CHN: Funding for Emergencies: Lead Poisoning, Opioids and Zika
While Congress continues to refuse to respond to several emergency situations, advocates and the Obama Administration continue to push legislators to address them. Last Wednesday, the White House announced that $589 million would be redirected from Ebola funding to fight the Zika virus. Republican leaders had called for this transfer, which was initially opposed by the Administration because the need for Ebola prevention and treatment remains great. The urgent need to combat Zika caused the Administration to use these funds, but it continued to push Congress to approve its request for $1.9 billion in emergency funding to fight the disease. As CHN noted in this blog post, major cuts to public health funding have left health departments unable to deal with a serious outbreak of the Zika virus, which has a potentially disparate impact on low-income people.
Advocates greeted the Senate’s return last week with a renewed push for the chamber to pass a bill to provide nearly $250 million to assist with the repair of water infrastructure in Flint and other localities affected by lead-contaminated water. Many advocates felt it was unconscionable that the Senate had left town for a two week Easter break without first acting on the Drinking Water Safety and Infrastructure Act (S.2579) to help the affected communities. Advocates also continue working to ensure the federal government acts to protect all children and families in federal housing programs from lead poisoning by supporting the Lead-Safe Housing for Kids Act of 2016.

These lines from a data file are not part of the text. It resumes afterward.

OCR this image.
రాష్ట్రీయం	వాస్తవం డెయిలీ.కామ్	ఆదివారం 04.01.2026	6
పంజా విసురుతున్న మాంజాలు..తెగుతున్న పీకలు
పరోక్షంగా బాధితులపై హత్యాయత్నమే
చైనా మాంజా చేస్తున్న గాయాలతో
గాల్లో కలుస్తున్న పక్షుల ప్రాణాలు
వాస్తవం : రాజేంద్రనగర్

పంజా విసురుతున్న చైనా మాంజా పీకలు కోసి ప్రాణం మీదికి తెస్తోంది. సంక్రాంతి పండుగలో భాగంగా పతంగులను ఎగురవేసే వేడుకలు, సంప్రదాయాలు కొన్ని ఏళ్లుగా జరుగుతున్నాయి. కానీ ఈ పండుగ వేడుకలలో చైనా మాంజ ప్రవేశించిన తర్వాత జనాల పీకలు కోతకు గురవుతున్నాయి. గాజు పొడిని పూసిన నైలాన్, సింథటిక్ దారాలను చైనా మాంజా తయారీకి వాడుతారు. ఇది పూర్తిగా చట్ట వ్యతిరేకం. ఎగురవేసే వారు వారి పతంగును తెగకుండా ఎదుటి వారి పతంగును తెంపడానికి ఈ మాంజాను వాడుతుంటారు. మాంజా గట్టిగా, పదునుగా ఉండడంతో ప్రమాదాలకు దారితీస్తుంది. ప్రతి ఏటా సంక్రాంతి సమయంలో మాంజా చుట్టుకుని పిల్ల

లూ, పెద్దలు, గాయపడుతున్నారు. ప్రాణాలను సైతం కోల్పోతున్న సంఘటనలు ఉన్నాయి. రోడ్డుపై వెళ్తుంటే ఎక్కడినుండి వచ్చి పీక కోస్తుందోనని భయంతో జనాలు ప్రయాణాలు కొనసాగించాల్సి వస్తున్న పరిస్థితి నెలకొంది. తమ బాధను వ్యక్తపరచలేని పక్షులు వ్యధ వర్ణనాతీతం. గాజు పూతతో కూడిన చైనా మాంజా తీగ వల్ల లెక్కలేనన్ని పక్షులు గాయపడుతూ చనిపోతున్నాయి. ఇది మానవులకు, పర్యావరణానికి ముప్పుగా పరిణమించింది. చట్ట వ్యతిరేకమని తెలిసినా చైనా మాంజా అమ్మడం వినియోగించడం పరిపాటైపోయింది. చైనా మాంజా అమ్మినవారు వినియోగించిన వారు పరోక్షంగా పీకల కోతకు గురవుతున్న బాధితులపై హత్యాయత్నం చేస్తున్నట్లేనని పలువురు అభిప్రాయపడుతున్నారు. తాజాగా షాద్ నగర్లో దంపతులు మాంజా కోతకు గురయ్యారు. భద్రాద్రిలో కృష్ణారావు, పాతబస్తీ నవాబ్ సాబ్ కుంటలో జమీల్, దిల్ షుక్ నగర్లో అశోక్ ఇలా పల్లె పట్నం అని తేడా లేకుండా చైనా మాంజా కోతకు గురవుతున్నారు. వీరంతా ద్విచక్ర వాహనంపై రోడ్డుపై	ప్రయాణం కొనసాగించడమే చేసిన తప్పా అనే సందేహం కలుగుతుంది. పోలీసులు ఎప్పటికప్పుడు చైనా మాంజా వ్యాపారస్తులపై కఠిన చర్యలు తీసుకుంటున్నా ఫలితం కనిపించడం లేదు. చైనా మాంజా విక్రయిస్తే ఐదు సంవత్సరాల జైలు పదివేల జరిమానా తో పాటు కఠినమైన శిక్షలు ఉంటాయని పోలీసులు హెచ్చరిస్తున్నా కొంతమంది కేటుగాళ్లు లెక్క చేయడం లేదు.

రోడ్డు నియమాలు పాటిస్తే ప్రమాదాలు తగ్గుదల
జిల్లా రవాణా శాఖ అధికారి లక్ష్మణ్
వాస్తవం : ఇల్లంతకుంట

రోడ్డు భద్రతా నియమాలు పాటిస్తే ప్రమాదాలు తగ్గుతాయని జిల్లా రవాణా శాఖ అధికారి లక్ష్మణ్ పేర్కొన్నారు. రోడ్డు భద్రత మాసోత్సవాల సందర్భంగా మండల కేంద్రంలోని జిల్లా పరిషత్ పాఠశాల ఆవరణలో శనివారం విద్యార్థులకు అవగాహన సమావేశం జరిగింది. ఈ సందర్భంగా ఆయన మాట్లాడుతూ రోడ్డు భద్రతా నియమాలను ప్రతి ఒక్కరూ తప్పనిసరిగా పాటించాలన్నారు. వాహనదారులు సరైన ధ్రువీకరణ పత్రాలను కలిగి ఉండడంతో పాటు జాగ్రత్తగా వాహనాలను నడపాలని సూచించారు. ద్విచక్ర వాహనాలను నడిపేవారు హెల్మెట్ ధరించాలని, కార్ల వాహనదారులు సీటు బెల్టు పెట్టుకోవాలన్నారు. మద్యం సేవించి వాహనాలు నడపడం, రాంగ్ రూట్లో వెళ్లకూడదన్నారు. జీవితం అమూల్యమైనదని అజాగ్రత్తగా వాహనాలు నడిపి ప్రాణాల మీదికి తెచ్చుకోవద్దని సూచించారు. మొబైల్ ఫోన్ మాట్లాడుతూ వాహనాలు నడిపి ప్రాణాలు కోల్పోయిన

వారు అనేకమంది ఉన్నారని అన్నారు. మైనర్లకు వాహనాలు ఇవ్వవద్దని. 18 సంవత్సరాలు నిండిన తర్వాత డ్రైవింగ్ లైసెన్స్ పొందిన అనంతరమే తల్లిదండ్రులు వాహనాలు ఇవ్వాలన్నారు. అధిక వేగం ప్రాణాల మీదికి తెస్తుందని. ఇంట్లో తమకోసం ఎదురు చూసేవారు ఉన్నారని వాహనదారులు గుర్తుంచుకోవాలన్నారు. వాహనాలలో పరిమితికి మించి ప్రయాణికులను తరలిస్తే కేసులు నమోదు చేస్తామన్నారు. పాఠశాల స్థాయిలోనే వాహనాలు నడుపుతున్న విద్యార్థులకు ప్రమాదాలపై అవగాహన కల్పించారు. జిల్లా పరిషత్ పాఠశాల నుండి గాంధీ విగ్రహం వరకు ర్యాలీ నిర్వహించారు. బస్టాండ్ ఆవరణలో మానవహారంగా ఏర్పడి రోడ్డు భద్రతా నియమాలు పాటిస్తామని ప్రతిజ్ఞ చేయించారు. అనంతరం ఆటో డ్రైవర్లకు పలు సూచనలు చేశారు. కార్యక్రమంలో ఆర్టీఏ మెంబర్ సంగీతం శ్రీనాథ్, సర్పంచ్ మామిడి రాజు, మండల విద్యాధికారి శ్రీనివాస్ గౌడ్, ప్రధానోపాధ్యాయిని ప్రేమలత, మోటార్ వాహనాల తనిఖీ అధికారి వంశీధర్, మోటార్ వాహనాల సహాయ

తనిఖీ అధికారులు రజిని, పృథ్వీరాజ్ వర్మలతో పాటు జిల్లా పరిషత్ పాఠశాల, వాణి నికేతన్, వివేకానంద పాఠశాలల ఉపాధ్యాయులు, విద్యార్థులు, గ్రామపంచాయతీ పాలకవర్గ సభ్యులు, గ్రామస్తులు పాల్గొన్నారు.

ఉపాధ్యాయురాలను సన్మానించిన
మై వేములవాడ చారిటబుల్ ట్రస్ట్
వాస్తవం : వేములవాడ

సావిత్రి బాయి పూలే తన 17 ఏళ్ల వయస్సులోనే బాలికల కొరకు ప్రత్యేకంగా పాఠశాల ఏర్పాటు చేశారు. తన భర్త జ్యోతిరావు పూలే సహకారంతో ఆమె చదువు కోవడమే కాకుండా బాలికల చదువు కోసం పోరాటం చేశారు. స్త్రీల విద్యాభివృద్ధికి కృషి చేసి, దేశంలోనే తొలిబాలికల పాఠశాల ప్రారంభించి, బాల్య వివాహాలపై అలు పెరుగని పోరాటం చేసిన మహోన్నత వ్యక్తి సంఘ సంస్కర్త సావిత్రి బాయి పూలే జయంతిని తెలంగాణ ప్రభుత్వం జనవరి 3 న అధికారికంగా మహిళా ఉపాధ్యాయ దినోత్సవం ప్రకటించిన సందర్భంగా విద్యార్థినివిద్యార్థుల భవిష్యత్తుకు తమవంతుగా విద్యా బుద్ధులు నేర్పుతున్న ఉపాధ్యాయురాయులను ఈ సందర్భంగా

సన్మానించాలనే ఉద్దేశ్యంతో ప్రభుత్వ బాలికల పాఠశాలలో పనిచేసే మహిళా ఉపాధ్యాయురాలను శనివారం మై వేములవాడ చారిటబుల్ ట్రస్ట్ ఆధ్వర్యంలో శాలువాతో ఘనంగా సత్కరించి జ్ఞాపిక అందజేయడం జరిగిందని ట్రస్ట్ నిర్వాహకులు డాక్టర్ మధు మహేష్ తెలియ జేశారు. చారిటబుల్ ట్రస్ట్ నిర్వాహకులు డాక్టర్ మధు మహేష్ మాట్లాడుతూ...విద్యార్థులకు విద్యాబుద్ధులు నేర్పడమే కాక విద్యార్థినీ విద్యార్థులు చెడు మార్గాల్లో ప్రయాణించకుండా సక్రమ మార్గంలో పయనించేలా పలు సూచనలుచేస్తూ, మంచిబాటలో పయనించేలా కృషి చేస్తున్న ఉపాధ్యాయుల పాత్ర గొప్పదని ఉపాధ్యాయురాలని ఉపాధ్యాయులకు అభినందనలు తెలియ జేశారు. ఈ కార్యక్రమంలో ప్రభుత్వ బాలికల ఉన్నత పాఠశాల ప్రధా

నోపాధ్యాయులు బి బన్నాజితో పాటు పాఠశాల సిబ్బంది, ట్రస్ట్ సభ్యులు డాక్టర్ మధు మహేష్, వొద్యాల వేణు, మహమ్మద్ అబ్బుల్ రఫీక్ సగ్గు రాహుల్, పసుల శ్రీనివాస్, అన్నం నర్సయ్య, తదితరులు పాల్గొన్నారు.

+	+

And while Congress rejected a measure to provide $600 million in emergency funding to address addition to opioids, a class of drug that includes certain prescription painkillers and heroin, President Obama spoke at a prescription drug and heroin abuse summit. While the White House is acting to provide some additional funding to combat the epidemic, especially in underserved communities, the funding it can provide is far short of the $1.1 billion President Obama included in his FY17 budget request for this fight.
For additional information on these three emergency situations, see our March 14 Human Needs Report.
As CHN previously noted, Republican leaders in Congress have repeatedly insisted on finding cuts in federal spending to cover the cost of responding to emergencies like these. However, Congress is legally allowed to provide funds for emergencies without having to pay for urgently needed services and has done so many times in the past. Congress’ insistence on offsetting funding now is considered by many advocates to be short-sighted and damaging to the Americans affected by these crises.